Ally Sheedy
- Category : Entertainment-Actor-Actress
- Type : ME
- Profile : 6/2 - Role Model / Hermit
- Definition : Split - Small (21,37)
- Incarnation Cross : LAX Confrontation 1
Categories
Biography
American actress and dancer with a film debut in "Bad Boys" in 1983.
Before her screen career, she had danced professionally with the American Ballet Theater. She appeared in a number of "brat-pack" vehicles thru the '80s. Her films include "Maid to Order" in 1987, "Betsy's Wedding" in 1990 and "Only the Lonely" in 1991. "Maid to Order" flopped at the box office, which caused Sheedy to feel like a pariah. Offers for work soon became few and far between, and, for the next year-and-a-half, she received no work. Sheedy felt as if she belonged neither here nor there, so, to combat the feeling of loneliness, she began dabbling in Eastern religion and running ten miles a day.
At the age of 12 she wrote and published a well-received children's book, "She Was Nice to Mice."
Sheedy's first significant relationship began in the summer of 1988 when, on a New York to L.A. flight, she met rock & roller Richie Sambora. Clad in a t-shirt and jeans, he told Sheedy that he was a guitarist in a band dubbed "Bon Jovi." She found him to be "the most charming guy in the world, very polite and sweet." A few weeks after that flight, Sambora asked Sheedy on a date; the next nine months with him were harrowing and extreme. After going on tour with Bon Jovi, Sheedy realized that Sambora was an alcoholic whose binging brought out a jealous and abusive personality.
Alcohol was not his only problem, as Sambora was also heavily into drugs. Sheedy was never attracted to drugs or alcohol, as they made her paranoid and edgy. It was no surprise, then, that she was traumatized after Sambora literally shoved crystal meth up her nose on tour in Japan. Crystal meth was not the only drug introduced to Sheedy by way of Sambora, as he also turned her on to the sleeping pill Halcyon, telling her it was totally safe. Sheedy quickly became addicted to the pills, taking them just to get by. Frustrated with the situation, and unable to cope, she moved back to L.A. and vowed never to speak to Sambora again. Sheedy, after returning to L.A., continued taking Halcyon, as well as Xanax and an antidepressant, in order to deal with near daily panic attacks. One of the effects of Halcion included half-hour periods from which Sheedy could not remember a thing.
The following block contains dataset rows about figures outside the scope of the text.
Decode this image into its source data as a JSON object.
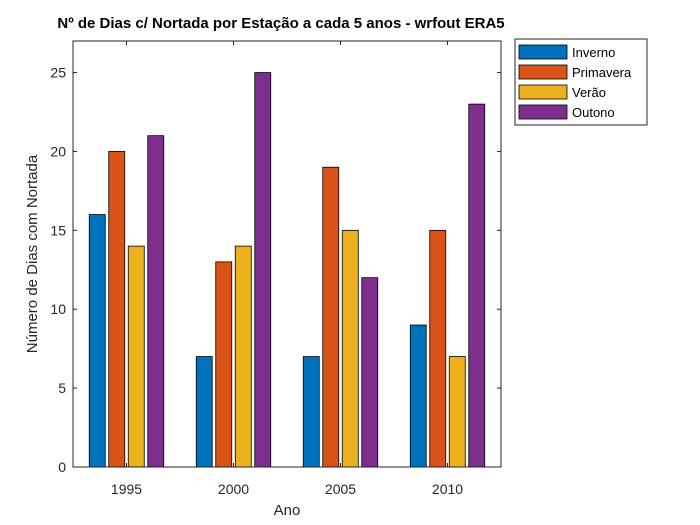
{
  "chart_data": {
    "type": "bar",
    "title": "Nº de Dias c/ Nortada por Estação a cada 5 anos - wrfout ERA5",
    "xlabel": "Ano",
    "ylabel": "Número de Dias com Nortada",
    "categories": [
      "1995",
      "2000",
      "2005",
      "2010"
    ],
    "ylim": [
      0,
      27
    ],
    "yticks": [
      0,
      5,
      10,
      15,
      20,
      25
    ],
    "grid": false,
    "legend_position": "top-right-outside",
    "series": [
      {
        "name": "Inverno",
        "color": "#0072BD",
        "values": [
          16,
          7,
          7,
          9
        ]
      },
      {
        "name": "Primavera",
        "color": "#D95319",
        "values": [
          20,
          13,
          19,
          15
        ]
      },
      {
        "name": "Verão",
        "color": "#EDB120",
        "values": [
          14,
          14,
          15,
          7
        ]
      },
      {
        "name": "Outono",
        "color": "#7E2F8E",
        "values": [
          21,
          25,
          12,
          23
        ]
      }
    ]
  }
}
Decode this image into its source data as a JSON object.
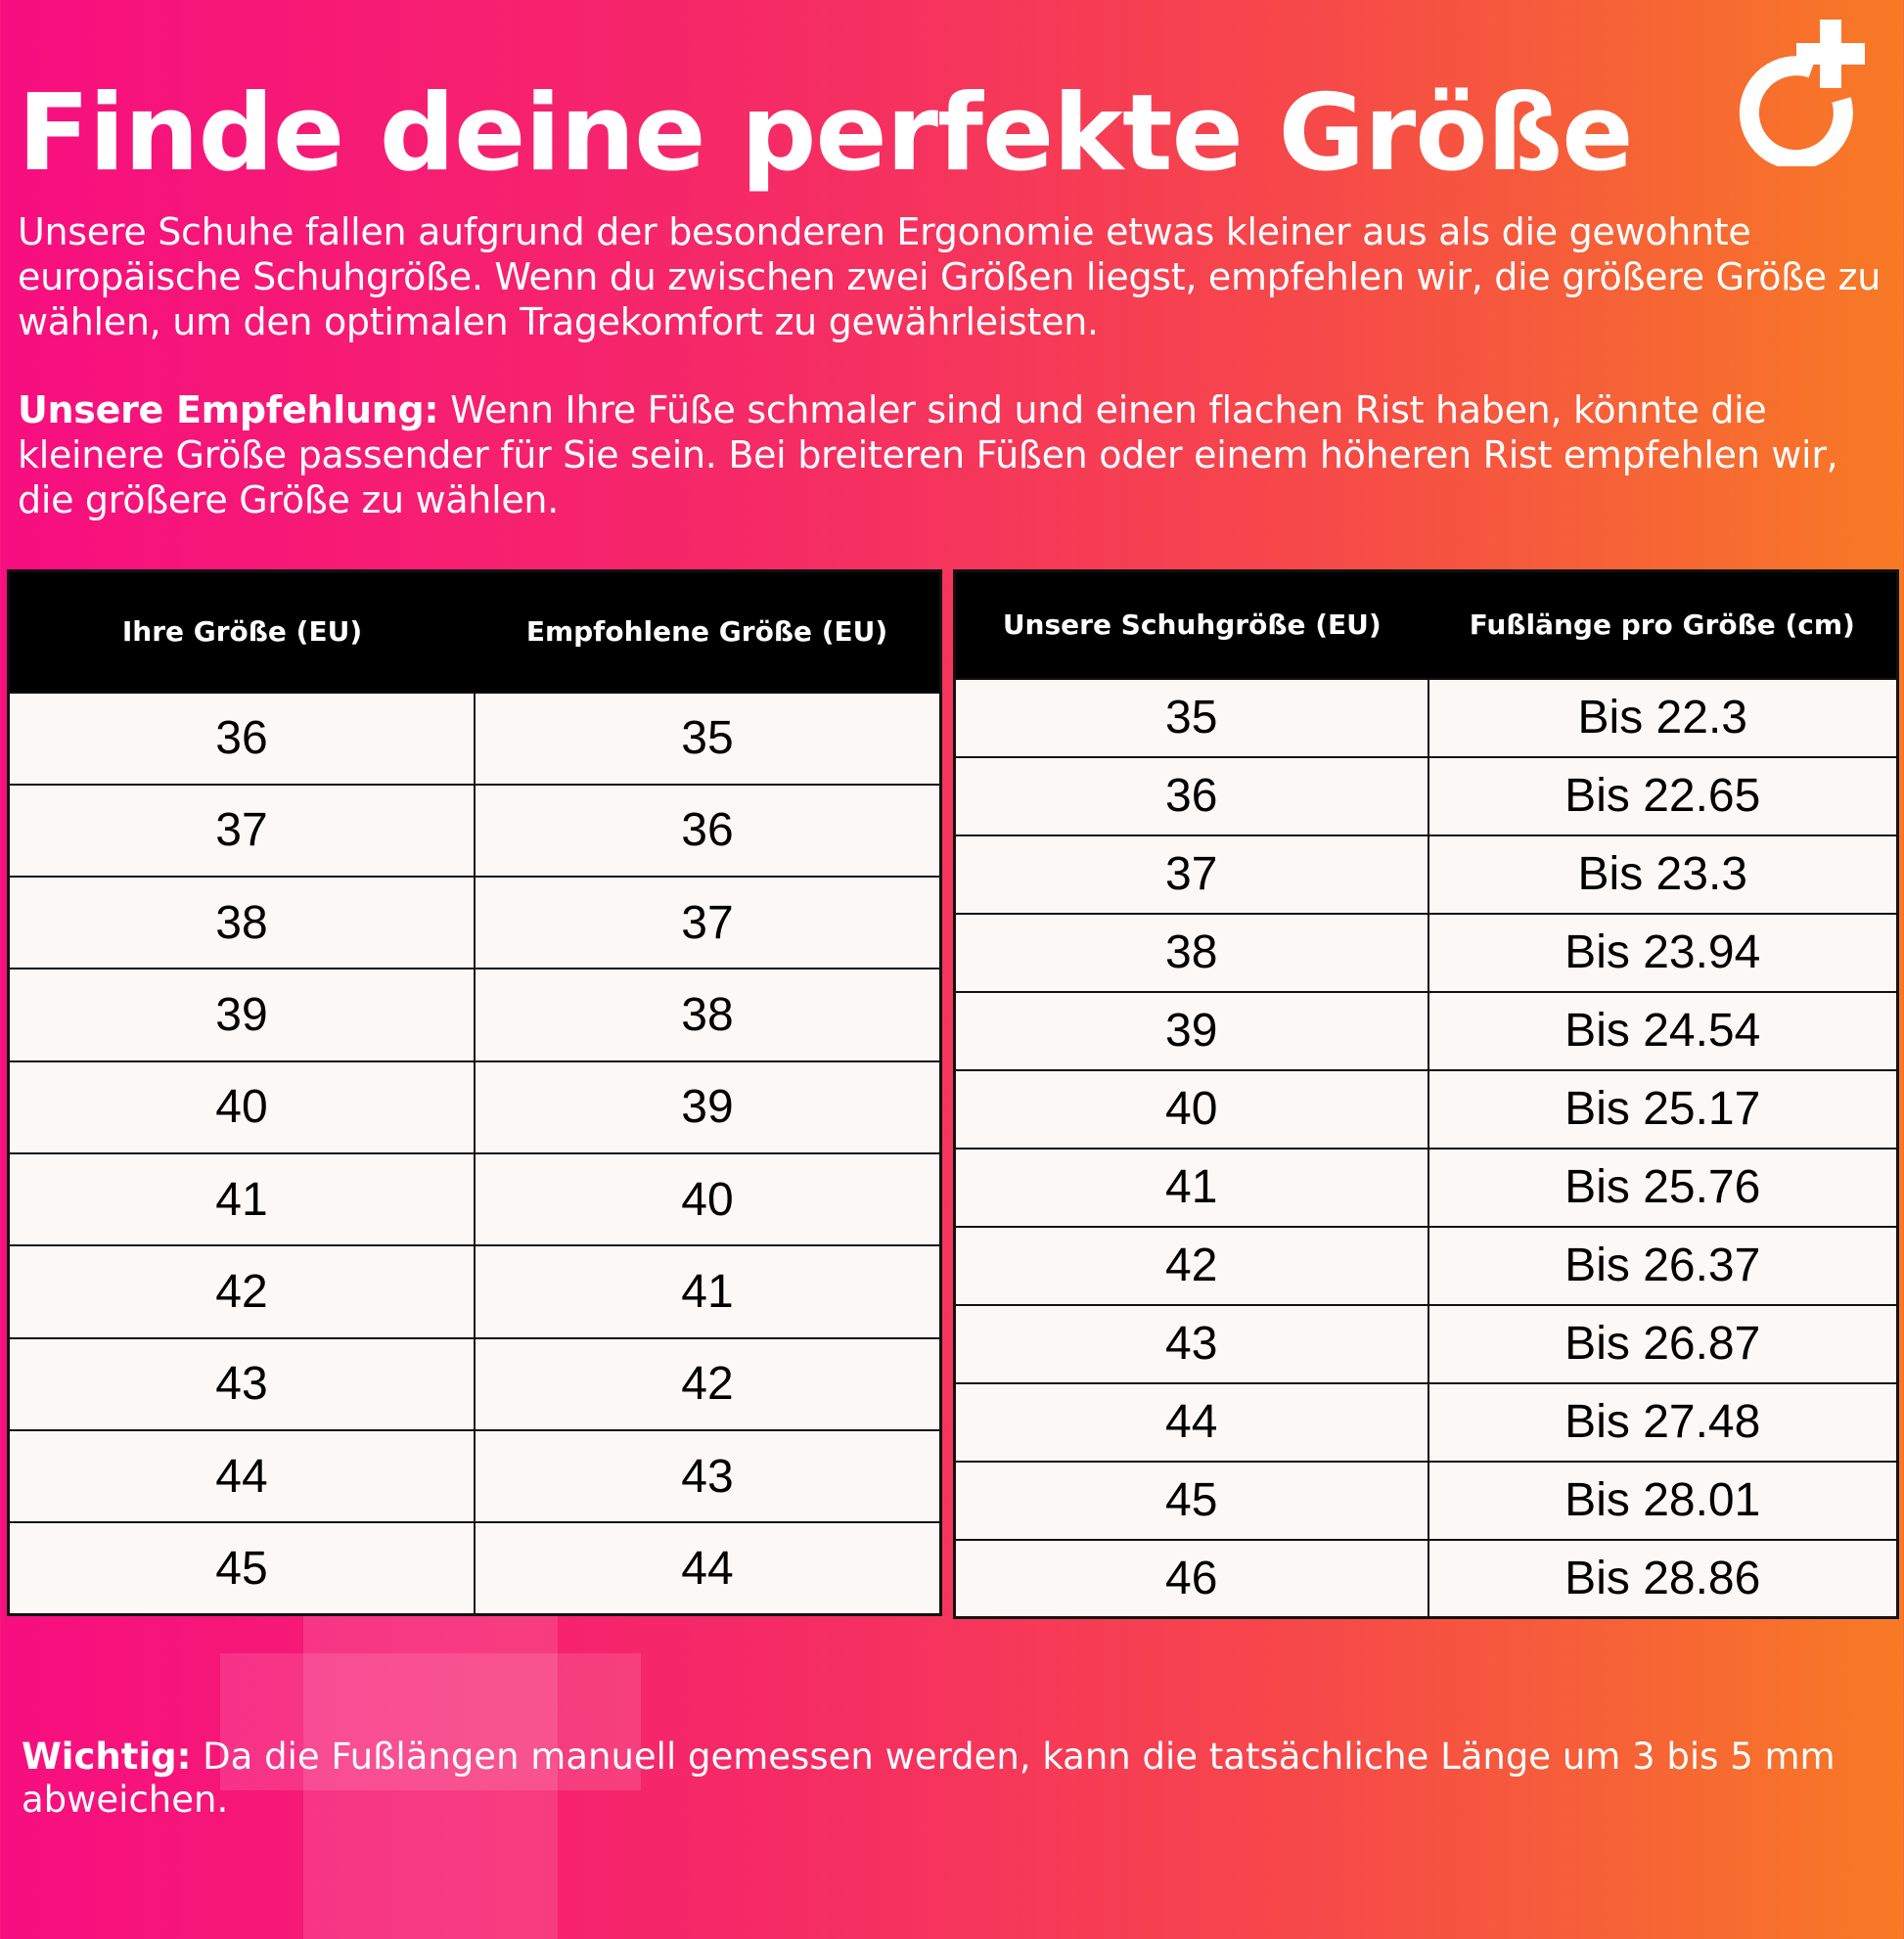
{
  "title": "Finde deine perfekte Größe",
  "intro": "Unsere Schuhe fallen aufgrund der besonderen Ergonomie etwas kleiner aus als die gewohnte europäische Schuhgröße. Wenn du zwischen zwei Größen liegst, empfehlen wir, die größere Größe zu wählen, um den optimalen Tragekomfort zu gewährleisten.",
  "recommendation": {
    "label": "Unsere Empfehlung:",
    "text": " Wenn Ihre Füße schmaler sind und einen flachen Rist haben, könnte die kleinere Größe passender für Sie sein. Bei breiteren Füßen oder einem höheren Rist empfehlen wir, die größere Größe zu wählen."
  },
  "logo": "logo-circle-plus-icon",
  "table1": {
    "headers": [
      "Ihre Größe (EU)",
      "Empfohlene Größe (EU)"
    ],
    "rows": [
      [
        "36",
        "35"
      ],
      [
        "37",
        "36"
      ],
      [
        "38",
        "37"
      ],
      [
        "39",
        "38"
      ],
      [
        "40",
        "39"
      ],
      [
        "41",
        "40"
      ],
      [
        "42",
        "41"
      ],
      [
        "43",
        "42"
      ],
      [
        "44",
        "43"
      ],
      [
        "45",
        "44"
      ]
    ]
  },
  "table2": {
    "headers": [
      "Unsere Schuhgröße (EU)",
      "Fußlänge pro Größe (cm)"
    ],
    "rows": [
      [
        "35",
        "Bis 22.3"
      ],
      [
        "36",
        "Bis 22.65"
      ],
      [
        "37",
        "Bis 23.3"
      ],
      [
        "38",
        "Bis 23.94"
      ],
      [
        "39",
        "Bis 24.54"
      ],
      [
        "40",
        "Bis 25.17"
      ],
      [
        "41",
        "Bis 25.76"
      ],
      [
        "42",
        "Bis 26.37"
      ],
      [
        "43",
        "Bis 26.87"
      ],
      [
        "44",
        "Bis 27.48"
      ],
      [
        "45",
        "Bis 28.01"
      ],
      [
        "46",
        "Bis 28.86"
      ]
    ]
  },
  "footer": {
    "label": "Wichtig:",
    "text": " Da die Fußlängen manuell gemessen werden, kann die tatsächliche Länge um 3 bis 5 mm abweichen."
  },
  "colors": {
    "gradient_left": "#f70e80",
    "gradient_right": "#f77a25",
    "header_bg": "#000000",
    "cell_bg": "#fcf8f5"
  }
}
In April 1989, during one of these periods, Sheedy called a friend three times, having the exact same conversation each time. Friends, including Jane Fonda, soon organized an intervention for her at a hotel on Sunset Boulevard in Hollywood, CA; within days Sheedy was at Hazelden, a rehab clinic in Minnesota. After finishing rehab, she moved back to New York with her family to try to make a fresh start; she was at the bottom of the Hollywood food chain, doing roles just to get money. The early '90s were about the same as the '80s work wise: embarrassment after embarrassment with a career going nowhere, fast.
In 1991, however, she did meet, and fall in love with, David Lansbury, Angela's nephew, while they were cast-mates in the off-Broadway play "Advice From a Caterpillar." They married on 10/10/1992; one daughter in 1994. The following year they separated.